Today’s USAToday analyzes New Orleans’s sluggish housing market and points out the exponential increase in local homeowners’ insurance following Katrina and The Flood.
For a $175,000 home, a buyer will have to shell out $4,200 to $4,800 a year for insurance, says Lisa Heindel, an agent at Latter & Blum Realtors. Before the hurricane, the cost was about $1,200 annually. That huge spike is pushing buyers into lower-priced housing. Homes are sitting on the market, on average, about 80 days ” a month longer than this time last year.
Contrast this with southern California, where homeowners’ insurance rates are going down despite their being an equivalent disaster magnet, if not more. Last Thursday, Robert Siegel of NPR’s All Things Considered asked Candysse Miller, executive director of the Insurance Information Institute of California, “How big an insurance claim are southern Californians going to be making collectively after the fires are out and the damage is appraised?” Here is my transcript of this very educational interview:
RS: How many homeowners in Southern California are going to be making insurance claims after these fires? Are they all insured?
CM: We see at least about 5000 claims coming in right now. The estimates this morning showed that 1500-1600 homes have burned. To give you a little context of that, in 2003, the firestorms caused about 3000 homes to burn. So, this is definitely a large catastrophe but we have been through this before.
RS: Having been through it before, I would have assumed that people’s rates would have gone up after 2003. Did insurance get more expensive?
CM: Interestingly, California has a very lively, extremely competitive homeowners’ insurance market and rates have been going down by and large. Major insurance carriers, mid size carriers and even small insurance companies have been filing for significant rate decreases in the last year to year and a half.
RS: When you compare these fires, used as a benchmark to the big fires of 2003, just 4 years ago, is there any risk here of insurers saying some of these areas we are not going to insure anymore, fires are just too common here?
CM: Well, two things. First of all, insurers are constantly evaluating the landscape of California, because we have a number of risks we face on a daily basis, virtually just about everything but hurricanes. We’ve got earthquakes, we have windstorms (we had a windstorm this week and that’s resulting in thousands of insurance claims as well), we have floods.

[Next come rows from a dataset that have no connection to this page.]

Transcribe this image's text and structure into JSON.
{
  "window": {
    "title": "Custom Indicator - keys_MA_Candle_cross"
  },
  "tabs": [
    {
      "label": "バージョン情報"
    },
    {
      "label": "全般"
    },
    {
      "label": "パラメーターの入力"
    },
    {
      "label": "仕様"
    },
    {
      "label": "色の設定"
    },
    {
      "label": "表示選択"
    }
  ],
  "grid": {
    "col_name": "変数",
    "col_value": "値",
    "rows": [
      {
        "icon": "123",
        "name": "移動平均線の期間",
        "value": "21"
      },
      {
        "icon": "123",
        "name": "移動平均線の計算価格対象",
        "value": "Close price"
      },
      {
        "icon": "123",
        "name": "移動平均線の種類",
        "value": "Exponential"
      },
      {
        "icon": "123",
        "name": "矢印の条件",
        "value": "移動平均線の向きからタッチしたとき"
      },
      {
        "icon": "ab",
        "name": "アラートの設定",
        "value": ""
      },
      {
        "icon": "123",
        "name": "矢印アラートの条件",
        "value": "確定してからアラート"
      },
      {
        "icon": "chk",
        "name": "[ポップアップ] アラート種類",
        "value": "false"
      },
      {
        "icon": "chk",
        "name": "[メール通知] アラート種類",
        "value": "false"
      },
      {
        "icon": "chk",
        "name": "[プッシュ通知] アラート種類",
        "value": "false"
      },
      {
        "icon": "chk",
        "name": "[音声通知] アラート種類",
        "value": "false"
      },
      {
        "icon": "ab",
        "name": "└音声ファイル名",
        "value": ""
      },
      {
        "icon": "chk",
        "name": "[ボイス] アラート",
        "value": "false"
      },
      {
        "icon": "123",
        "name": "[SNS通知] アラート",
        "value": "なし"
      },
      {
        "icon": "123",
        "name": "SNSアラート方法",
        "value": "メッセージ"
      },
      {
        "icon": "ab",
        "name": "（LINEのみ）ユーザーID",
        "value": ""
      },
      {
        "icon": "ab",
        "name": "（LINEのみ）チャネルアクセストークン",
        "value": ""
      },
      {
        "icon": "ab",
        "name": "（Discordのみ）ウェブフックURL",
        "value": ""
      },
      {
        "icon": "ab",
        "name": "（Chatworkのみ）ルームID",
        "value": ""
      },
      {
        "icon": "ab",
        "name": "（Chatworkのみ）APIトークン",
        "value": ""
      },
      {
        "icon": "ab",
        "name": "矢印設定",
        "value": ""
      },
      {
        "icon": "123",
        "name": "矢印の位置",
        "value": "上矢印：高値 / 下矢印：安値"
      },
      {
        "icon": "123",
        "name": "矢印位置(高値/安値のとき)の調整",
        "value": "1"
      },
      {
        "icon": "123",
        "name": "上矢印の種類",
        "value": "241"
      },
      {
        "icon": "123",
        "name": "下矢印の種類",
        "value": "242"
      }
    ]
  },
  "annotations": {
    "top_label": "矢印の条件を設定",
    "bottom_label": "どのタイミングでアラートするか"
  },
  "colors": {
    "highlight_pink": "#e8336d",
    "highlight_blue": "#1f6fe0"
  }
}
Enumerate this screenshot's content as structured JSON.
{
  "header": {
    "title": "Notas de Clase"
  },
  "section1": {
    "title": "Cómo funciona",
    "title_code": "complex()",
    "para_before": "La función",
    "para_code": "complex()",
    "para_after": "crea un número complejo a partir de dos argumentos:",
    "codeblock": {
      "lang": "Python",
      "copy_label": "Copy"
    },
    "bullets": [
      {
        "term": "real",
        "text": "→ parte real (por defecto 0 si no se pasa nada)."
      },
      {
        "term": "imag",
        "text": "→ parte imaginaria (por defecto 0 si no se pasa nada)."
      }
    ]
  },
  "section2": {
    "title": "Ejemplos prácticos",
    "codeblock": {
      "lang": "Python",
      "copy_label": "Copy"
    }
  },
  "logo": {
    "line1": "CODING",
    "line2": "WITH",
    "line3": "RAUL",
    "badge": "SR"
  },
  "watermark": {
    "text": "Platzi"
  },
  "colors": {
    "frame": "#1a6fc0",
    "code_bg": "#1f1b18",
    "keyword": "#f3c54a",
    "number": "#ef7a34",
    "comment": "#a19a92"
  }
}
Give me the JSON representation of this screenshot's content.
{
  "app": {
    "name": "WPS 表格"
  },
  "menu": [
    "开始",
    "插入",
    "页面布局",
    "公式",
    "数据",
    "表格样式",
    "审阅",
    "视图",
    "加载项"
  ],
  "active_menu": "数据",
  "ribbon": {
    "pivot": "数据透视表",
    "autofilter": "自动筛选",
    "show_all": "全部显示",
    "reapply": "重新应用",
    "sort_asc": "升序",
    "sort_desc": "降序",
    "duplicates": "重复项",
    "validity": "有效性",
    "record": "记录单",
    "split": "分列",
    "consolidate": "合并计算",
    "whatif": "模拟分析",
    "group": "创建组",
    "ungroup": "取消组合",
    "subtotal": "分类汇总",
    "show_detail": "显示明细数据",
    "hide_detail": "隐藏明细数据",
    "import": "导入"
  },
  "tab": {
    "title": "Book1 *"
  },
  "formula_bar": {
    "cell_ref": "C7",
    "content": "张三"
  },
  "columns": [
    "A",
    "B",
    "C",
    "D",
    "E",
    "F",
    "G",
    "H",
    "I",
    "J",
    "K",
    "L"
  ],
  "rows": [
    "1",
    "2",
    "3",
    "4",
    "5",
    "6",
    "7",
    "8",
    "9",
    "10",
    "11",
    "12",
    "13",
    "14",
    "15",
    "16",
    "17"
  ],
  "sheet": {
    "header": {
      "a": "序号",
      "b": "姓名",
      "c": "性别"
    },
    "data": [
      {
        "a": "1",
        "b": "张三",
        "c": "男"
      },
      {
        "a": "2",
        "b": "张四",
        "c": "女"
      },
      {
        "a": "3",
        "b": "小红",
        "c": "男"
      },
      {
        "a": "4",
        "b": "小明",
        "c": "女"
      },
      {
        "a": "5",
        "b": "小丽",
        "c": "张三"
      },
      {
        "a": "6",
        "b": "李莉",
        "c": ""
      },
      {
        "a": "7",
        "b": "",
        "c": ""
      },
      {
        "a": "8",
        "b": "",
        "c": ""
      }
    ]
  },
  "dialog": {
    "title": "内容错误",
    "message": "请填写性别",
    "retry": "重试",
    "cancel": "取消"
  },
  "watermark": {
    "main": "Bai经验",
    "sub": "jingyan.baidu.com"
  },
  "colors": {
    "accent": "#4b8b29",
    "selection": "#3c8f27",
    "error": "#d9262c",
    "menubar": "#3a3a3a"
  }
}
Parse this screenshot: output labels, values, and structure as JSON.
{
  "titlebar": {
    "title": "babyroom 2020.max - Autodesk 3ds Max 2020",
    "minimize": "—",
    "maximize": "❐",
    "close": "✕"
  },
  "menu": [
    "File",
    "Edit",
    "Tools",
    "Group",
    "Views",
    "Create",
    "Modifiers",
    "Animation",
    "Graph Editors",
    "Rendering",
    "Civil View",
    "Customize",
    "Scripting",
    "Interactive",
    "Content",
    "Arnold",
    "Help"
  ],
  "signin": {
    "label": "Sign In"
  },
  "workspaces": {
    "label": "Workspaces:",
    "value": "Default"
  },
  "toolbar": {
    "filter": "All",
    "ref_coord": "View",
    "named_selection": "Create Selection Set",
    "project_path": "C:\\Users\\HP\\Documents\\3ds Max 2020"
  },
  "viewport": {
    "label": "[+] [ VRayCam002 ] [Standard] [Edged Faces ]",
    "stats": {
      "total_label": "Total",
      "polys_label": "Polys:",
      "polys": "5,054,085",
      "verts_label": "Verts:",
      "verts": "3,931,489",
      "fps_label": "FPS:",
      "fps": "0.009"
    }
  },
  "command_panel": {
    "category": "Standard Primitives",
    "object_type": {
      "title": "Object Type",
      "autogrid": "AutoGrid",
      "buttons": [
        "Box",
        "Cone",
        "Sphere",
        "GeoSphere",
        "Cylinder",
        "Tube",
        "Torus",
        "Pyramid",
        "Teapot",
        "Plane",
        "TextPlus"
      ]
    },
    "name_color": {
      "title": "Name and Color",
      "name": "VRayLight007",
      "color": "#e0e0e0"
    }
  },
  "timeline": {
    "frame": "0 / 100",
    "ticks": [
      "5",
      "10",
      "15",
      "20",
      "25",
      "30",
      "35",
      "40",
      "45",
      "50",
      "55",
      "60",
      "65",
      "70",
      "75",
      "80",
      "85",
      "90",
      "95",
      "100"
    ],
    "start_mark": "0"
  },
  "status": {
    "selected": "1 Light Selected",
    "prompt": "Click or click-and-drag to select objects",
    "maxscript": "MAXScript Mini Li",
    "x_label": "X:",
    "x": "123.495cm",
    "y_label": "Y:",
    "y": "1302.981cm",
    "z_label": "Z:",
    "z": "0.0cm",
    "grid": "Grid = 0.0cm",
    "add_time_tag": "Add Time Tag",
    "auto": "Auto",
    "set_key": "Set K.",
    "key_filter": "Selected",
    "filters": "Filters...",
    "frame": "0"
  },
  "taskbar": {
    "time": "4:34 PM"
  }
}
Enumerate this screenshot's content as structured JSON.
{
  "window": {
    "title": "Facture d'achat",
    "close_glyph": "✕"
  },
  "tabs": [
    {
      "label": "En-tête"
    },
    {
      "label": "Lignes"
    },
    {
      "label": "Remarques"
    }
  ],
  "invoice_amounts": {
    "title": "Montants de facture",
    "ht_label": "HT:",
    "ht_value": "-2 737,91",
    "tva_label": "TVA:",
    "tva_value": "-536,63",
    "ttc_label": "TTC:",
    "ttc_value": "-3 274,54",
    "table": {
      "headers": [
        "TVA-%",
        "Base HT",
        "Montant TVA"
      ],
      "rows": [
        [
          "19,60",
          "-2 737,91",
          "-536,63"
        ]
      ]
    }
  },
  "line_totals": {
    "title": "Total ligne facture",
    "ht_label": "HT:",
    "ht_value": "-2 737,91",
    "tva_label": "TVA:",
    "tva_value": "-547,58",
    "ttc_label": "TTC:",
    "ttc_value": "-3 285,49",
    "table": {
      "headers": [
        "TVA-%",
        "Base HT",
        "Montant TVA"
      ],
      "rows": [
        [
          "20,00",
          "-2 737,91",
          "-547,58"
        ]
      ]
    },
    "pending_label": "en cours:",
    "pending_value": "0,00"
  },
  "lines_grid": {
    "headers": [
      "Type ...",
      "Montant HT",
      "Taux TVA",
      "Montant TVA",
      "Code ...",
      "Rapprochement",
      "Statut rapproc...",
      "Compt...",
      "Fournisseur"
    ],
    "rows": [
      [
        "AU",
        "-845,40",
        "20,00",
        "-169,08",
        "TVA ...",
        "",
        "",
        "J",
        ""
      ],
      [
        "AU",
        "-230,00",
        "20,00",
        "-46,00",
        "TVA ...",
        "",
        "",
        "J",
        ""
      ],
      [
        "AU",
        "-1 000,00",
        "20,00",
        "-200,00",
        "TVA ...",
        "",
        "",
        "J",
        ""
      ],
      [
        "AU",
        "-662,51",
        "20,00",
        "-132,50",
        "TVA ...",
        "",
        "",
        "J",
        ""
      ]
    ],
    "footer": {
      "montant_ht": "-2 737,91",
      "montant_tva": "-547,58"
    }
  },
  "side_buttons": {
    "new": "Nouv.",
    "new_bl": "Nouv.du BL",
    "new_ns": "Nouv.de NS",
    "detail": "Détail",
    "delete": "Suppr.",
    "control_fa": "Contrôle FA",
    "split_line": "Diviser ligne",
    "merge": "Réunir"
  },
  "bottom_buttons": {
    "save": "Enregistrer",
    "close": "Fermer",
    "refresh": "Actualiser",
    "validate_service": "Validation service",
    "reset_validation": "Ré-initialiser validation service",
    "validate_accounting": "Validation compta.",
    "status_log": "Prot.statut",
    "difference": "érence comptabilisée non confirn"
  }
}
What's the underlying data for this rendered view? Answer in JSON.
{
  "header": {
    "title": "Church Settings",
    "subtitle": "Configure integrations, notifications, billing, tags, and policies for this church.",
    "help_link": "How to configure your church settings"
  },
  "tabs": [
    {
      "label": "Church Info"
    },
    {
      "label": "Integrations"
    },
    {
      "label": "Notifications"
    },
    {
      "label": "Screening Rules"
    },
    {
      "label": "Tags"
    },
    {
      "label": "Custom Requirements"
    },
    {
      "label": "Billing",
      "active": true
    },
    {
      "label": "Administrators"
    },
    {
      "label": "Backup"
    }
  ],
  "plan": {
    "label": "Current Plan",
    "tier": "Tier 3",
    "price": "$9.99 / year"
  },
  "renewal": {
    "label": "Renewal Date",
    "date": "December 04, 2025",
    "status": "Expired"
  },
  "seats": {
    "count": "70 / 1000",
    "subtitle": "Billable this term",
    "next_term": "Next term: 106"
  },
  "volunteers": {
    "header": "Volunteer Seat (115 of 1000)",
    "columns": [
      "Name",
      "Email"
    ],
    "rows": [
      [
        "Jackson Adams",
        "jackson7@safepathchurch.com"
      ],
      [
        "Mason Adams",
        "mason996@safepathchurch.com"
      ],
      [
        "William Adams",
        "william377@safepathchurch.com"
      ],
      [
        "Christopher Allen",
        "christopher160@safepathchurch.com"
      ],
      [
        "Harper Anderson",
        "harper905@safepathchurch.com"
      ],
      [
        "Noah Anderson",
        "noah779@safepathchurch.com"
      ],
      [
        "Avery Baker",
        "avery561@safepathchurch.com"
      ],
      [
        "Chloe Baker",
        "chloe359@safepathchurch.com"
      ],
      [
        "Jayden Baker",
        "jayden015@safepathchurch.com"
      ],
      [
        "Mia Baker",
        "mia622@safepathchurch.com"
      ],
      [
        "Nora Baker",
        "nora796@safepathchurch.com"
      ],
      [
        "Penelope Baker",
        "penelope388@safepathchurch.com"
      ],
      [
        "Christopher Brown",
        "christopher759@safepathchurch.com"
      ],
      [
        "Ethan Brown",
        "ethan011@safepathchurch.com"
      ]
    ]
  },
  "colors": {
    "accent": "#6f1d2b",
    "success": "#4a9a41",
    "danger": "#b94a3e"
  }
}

If insurance companies are constantly evaluating risk, were they even marginally aware of our levees’ unpreparedness for Category3+ storm surge, did they factor that into risks and rates and warn us? Even now, is that how they evaluate Orleans Parish risk, constantly and flexibly like the insurers in California seem to be doing?
CM: … We do face risks, and insurers look very carefully at that and sometimes you will find that insurers are evaluating communities for wildfire risks, of course they are. We are in the midst of a drought, there is brush buildup from a rainy period that preceded the drought and firefighters have warned us year after year of a big year coming up for wildfires and we need to be prepared for it and insurers do as well … if you have a shake shingle roof and you live in the west, what are you thinking?
Ugh. I think about the unaffordability of insurance, every day. It makes me sick that people and their risks here are being treated so differently from the people and risks of California.
am i sleep deprived, stupid, or rightfully confused? i just don’t get it, but maybe it’s because insurance is all a scam anyway. do those lower rates factor in earthquake insurance and do private companies provide earthquake coverage?